Paylaş
Dışarıda olduğu gibi içeride de piyasa oyuncuları önümüzdeki iki ay için rahat görünüyorlar.
Bu havanın devam etmesindeki en önemli faktör FED’in faiz artışını yine öteleyeceği beklentisi. Bu beklentide ABD’deki üretim ve enflasyon verileri tabi ki rol oynuyor ama en önemli rolü, bu kez, “Brexit” oluşturuyor. Brexit oylamasında İngiltere’nin AB’den ayrılması kararı çıkması halinde tüm küresel piyasaların karışacağı kesin. O nedenle de FED’in faiz kararı için, bu oylamada çıkacak sonucu beklemesi kaçınılmaz görülüyor.
“Peki, anketler Brexit oylamasından bir hafta önce yapılacak FED toplantısı sırasında açık ara AB yanlılarının önde olduğunu gösterirse” diye sorduğumda ise “İngiltere’de rehavet olmasın diye anketler açık ara farkı, olsa bile, göstermez, o nedenle FED toplantısı sırasında bir netlik olmaz” yanıtı alıyorum.
Bunu söyleyen yerli bankacıların umutlarını gösterir bir beklenti olabilir ama sorduğumda uluslararası piyasadaki baskın görüşün de bu olduğunu belirtiyorlar.
Peki, bu beklentiyi bozacak endişe var mı diye sorguladığımda ise bankacılardaki genel kanının, içerideki olayların bu gidişatı fazla etkilemeyeceği yönünde olduğunu gördüm. Terör olaylarının artması gibi bir gelişmenin artık kanıksandığını piyasanın buna tepki vermediğini söylüyorlar. Peki, Başbakan Davutoğlu’nun görevden ayrılması, erken seçim, anayasa referandumu gibi siyasi gelişmeler nasıl etkiler dediğimde, bu siyasi gelişmeler için önemli risk görmediklerine, muhalefetin etkisizliğinin de katkısıyla, Cumhurbaşkanı’nın baskın tutumunun devamını beklediklerine şahit oldum.
İçeride oluşan “ülke için kötü olabilir ama piyasa için iyi” bakışının, çok önemli bir kırılma olmadığı takdirde değişmeyeceğini gördüm. Bir bankacı, “negatif ayrışma olabilir ama diğerleri yüzde 10 iyileşir, biz yüzde 1-2 iyileşiriz” dedi.
2 AY SONRASI MEÇHUL
Bu arada Merkez Bankası’nın yeni yönetimiyle ilgili iyimser algı oluştuğunu, risk algısının azalmasında bunun önemli olduğunu da gördüm.
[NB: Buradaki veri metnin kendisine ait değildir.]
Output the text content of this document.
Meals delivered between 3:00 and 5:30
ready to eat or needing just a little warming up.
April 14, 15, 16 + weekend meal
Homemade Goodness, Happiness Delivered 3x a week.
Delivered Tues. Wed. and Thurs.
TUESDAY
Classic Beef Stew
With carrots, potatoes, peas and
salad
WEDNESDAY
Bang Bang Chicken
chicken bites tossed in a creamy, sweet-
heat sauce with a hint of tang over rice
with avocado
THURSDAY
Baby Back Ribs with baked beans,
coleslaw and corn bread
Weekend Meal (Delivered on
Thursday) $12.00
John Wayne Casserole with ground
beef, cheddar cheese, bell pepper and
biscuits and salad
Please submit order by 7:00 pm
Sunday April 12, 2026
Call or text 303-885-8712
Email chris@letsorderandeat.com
Yeni başkanın temkinli tutum takınacağını, 2 ay daha, küçük de olsa, tavan faiz indirimlerinin devam etmesini beklediklerini söylüyorlar.
Bankacılarla yaptığımız sohbetlerde bu olumlu hava için, üzerine basa basa, “Ancak önümüzdeki 2 ay için bu geçerli” dediklerine şahit oldum. Bir bankacı, “Zaten artık önümüzü ancak aylık görüp konuşabiliyoruz” derken, 2 ay sonrasında durumun ne olacağını kimsenin bilmediği görülüyor. Tahmin yaparken, “belirleyici olan yine iç değil dış gelişmeler olacak” diyorlar.
Çin’de işlerin, istendiği gibi gitmese de, kontrol altında gözüktüğünü, Avrupa ekonomisinde kıpırdanma başladığını kaydeden bir bankacı, Brexit oylaması olumlu çıkar, ABD’deki verilerde iyileşmeye başlarsa, hazirandan sonra yeniden FED’in faiz artışının konuşulmaya başlayacağını, mevcut iyimser havanın işte o zaman dönmesinin kaçınılmaz olacağını söyledi.
Bankacıların hemen hepsi “mevcut iyimser havanın değişmesinin kaçınılmaz olduğu”nun altını çiziyorlar. Bu yıl şimdiye kadar buna göre davranıp pozisyon aldıklarını, eylülden itibaren yeni şartların ortaya çıkacağını ve pozisyonların da değişeceğini belirtiyorlar.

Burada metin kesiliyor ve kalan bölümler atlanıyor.